Gestural Data Management
Progressions have been made in this area. Most notably, the iPhone has allowed one to infer haptic sensation by “pinching” the screen to bring data closer, or pushing to throw data backwards. These gestures bring data into a more three-dimensional existence, but do not actually convey any meaning back to the user via touch.
Vibration as Haptic Simulation
The Wiimote provides vibration, but vibration is an extremely low resolution way of expressing meaning. Vibration could be placed at 1 on the scale of haptic resolution that we experience in everyday life.
What about gestural control of data? Moving objects on a screen from across the room is possible with the Wiimote, but we still cannot touch or feel objects when we touch them. My hypothesis is that our capability to feel data will evolve just as our 8-bit computing systems emerged and evolved into 64 bit systems and beyond. Just like JPEGs compress images, the ability for our bodies to feel virtual data is just beginning. If it grows side-by-side with gesture recognition systems, we’ll grow increasingly accustomed to dealing with data offline and online. It will further blur the boundaries between humans and computers, analog and digital realms.
Juhani Pallasmanaa states the following in the May 2000 edition of Architectural Review:
“The retinal-biased architecture of our time is clearly giving rise to a quest for a haptic architecture.”
Too much stimulus to the eyes makes entire interfaces and realities overwhelm the mind.
“Ashley Montagu sees a wider change taking place in Western consciousness: We in the Western world are beginning to discover our neglected senses. This growing awareness represents something of an overdue insurgency against the painful deprivation of sensory experience we have suffered in our technologized world’.  Our culture of control and speed has favoured the architecture of the eye, with its instantaneous imagery and distant impact, whereas haptic architecture promotes slowness and intimacy, appreciated and comprehended gradually as images of the body and the skin.”

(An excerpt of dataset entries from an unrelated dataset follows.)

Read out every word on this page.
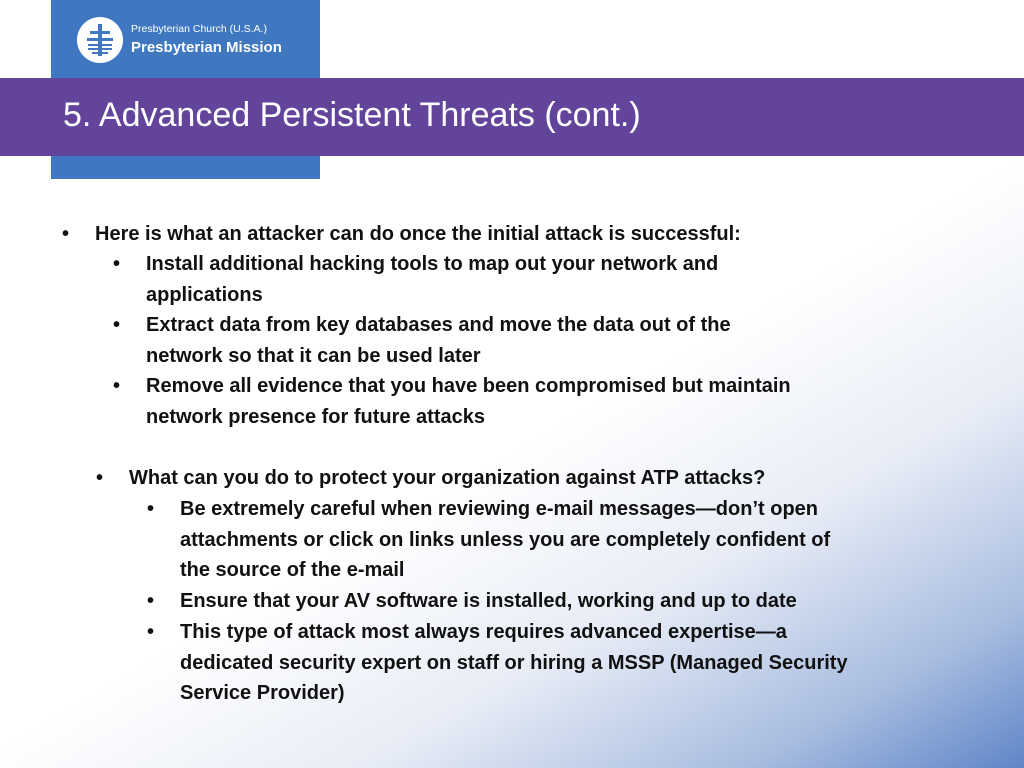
Presbyterian Church (U.S.A.)
Presbyterian Mission
5. Advanced Persistent Threats (cont.)
• Here is what an attacker can do once the initial attack is successful:
• Install additional hacking tools to map out your network and
applications
• Extract data from key databases and move the data out of the
network so that it can be used later
• Remove all evidence that you have been compromised but maintain
network presence for future attacks
• What can you do to protect your organization against ATP attacks?
• Be extremely careful when reviewing e-mail messages—don’t open
attachments or click on links unless you are completely confident of
the source of the e-mail
• Ensure that your AV software is installed, working and up to date
• This type of attack most always requires advanced expertise—a
dedicated security expert on staff or hiring a MSSP (Managed Security
Service Provider)
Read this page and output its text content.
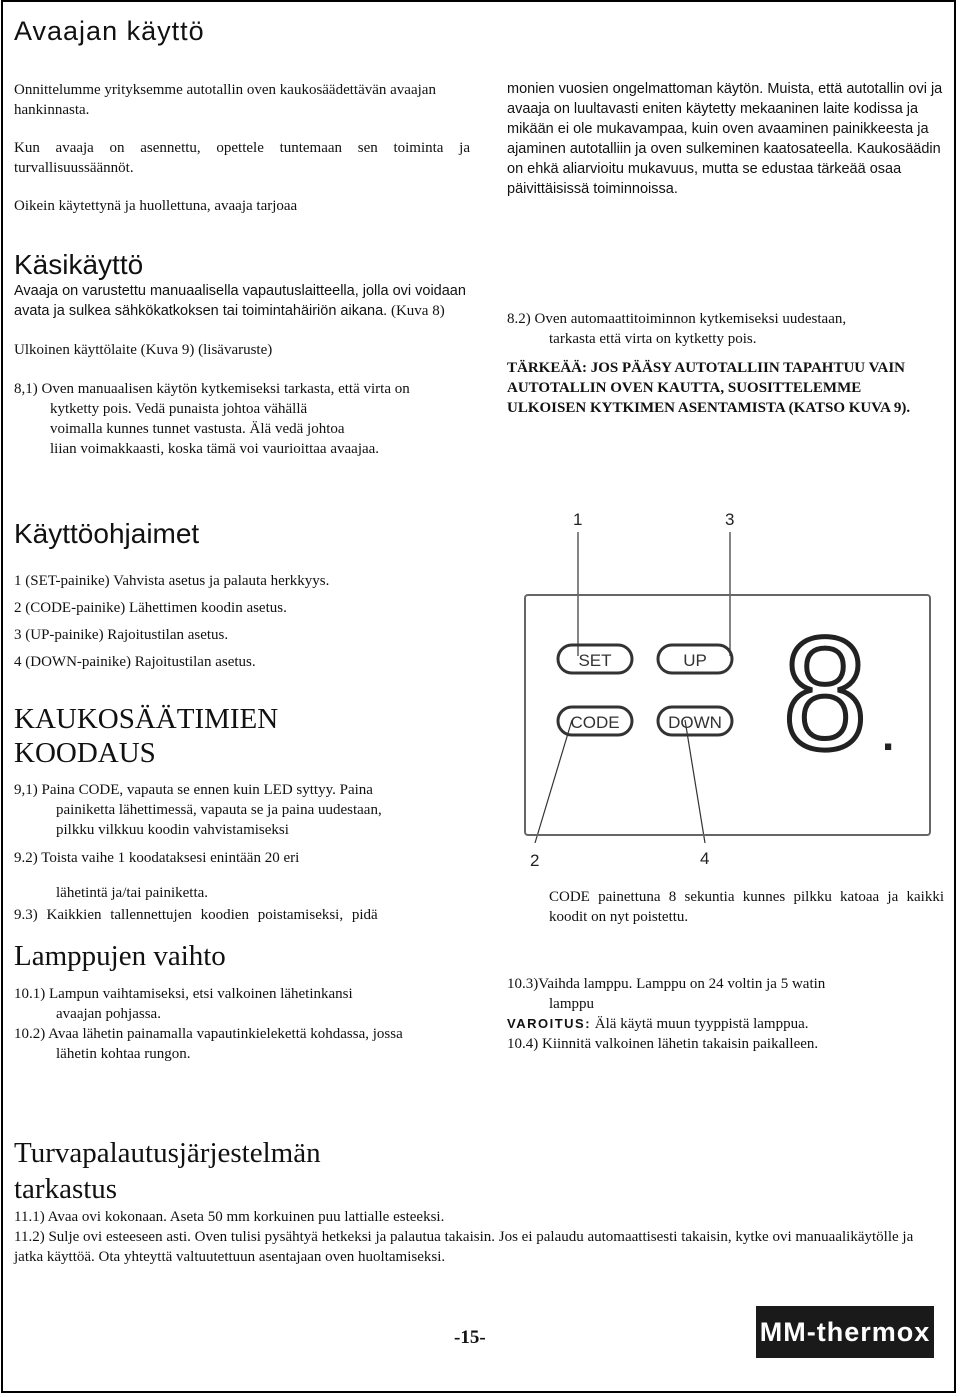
Avaajan käyttö
Onnittelumme yrityksemme autotallin oven kaukosäädettävän avaajan hankinnasta.
Kun avaaja on asennettu, opettele tuntemaan sen toiminta ja turvallisuussäännöt.
Oikein käytettynä ja huollettuna, avaaja tarjoaa
monien vuosien ongelmattoman käytön. Muista, että autotallin ovi ja avaaja on luultavasti eniten käytetty mekaaninen laite kodissa ja mikään ei ole mukavampaa, kuin oven avaaminen painikkeesta ja ajaminen autotalliin ja oven sulkeminen kaatosateella. Kaukosäädin on ehkä aliarvioitu mukavuus, mutta se edustaa tärkeää osaa päivittäisissä toiminnoissa.
Käsikäyttö
Avaaja on varustettu manuaalisella vapautuslaitteella, jolla ovi voidaan avata ja sulkea sähkökatkoksen tai toimintahäiriön aikana. (Kuva 8)
Ulkoinen käyttölaite (Kuva 9) (lisävaruste)
8,1) Oven manuaalisen käytön kytkemiseksi tarkasta, että virta on
kytketty pois. Vedä punaista johtoa vähällä
voimalla kunnes tunnet vastusta. Älä vedä johtoa
liian voimakkaasti, koska tämä voi vaurioittaa avaajaa.
8.2) Oven automaattitoiminnon kytkemiseksi uudestaan,
tarkasta että virta on kytketty pois.
TÄRKEÄÄ: JOS PÄÄSY AUTOTALLIIN TAPAHTUU VAIN AUTOTALLIN OVEN KAUTTA, SUOSITTELEMME ULKOISEN KYTKIMEN ASENTAMISTA (KATSO KUVA 9).
Käyttöohjaimet
1 (SET-painike) Vahvista asetus ja palauta herkkyys.
2 (CODE-painike) Lähettimen koodin asetus.
3 (UP-painike) Rajoitustilan asetus.
4 (DOWN-painike) Rajoitustilan asetus.
1	3
2	4
SET	UP
CODE	DOWN 8 .
KAUKOSÄÄTIMIEN
KOODAUS
9,1) Paina CODE, vapauta se ennen kuin LED syttyy. Paina
painiketta lähettimessä, vapauta se ja paina uudestaan,
pilkku vilkkuu koodin vahvistamiseksi
9.2) Toista vaihe 1 koodataksesi enintään 20 eri
lähetintä ja/tai painiketta.
9.3) Kaikkien tallennettujen koodien poistamiseksi, pidä
CODE painettuna 8 sekuntia kunnes pilkku katoaa ja kaikki koodit on nyt poistettu.
Lamppujen vaihto
10.1) Lampun vaihtamiseksi, etsi valkoinen lähetinkansi
avaajan pohjassa.
10.2) Avaa lähetin painamalla vapautinkielekettä kohdassa, jossa
lähetin kohtaa rungon.
10.3)Vaihda lamppu. Lamppu on 24 voltin ja 5 watin
lamppu
VAROITUS: Älä käytä muun tyyppistä lamppua.
10.4) Kiinnitä valkoinen lähetin takaisin paikalleen.
Turvapalautusjärjestelmän
tarkastus
11.1) Avaa ovi kokonaan. Aseta 50 mm korkuinen puu lattialle esteeksi.
11.2) Sulje ovi esteeseen asti. Oven tulisi pysähtyä hetkeksi ja palautua takaisin. Jos ei palaudu automaattisesti takaisin, kytke ovi manuaalikäytölle ja jatka käyttöä. Ota yhteyttä valtuutettuun asentajaan oven huoltamiseksi.
-15-	MM-thermox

All we see of sensual architecture is isolated away from us — set into commercials for Herbal Essences. We can look, but we cannot feel. All we can feel are the slightly soft buttons of the remote control, or the much harder buttons of the keyboard or mouse. It is unyielding — unhumanlike.
“The architecture of the eye detaches and controls, whereas haptic architecture engages and unites. Tactile sensibility replaces distancing visual imagery by enhanced materiality, nearness and intimacy.”
We consider something an “other”, if it is distant from us. When we see Charlie Chaplin fall down, we laugh because we cannot feel the pain. If Charlie is set far enough away from us on the screen, his actions and pain seem far enough away that he becomes an “other” — a clown instead of a relational individual.
“Flatness of surfaces and materials, uniformity of illumination, as well as the elimination of micro-climatic differences, further reinforce the tiresome and soporific uniformity of experience.”
Zoom out and all text looks the same. All websites blur into one. There is no delineation between value.
“All in all, the tendency of technological culture to standardize environmental conditions and make the environment entirely predictable is causing a serious sensory impoverishment. Our buildings have lost their opacity and depth, sensory invitation and discovery, mystery and shadow.”
We have printed depth onto surface, and simulated sensuality long enough. Visual synethasia can only go so far before individuals clamor for the real thing — the actual experience — community, companionship, and touch. Isolation is everywhere.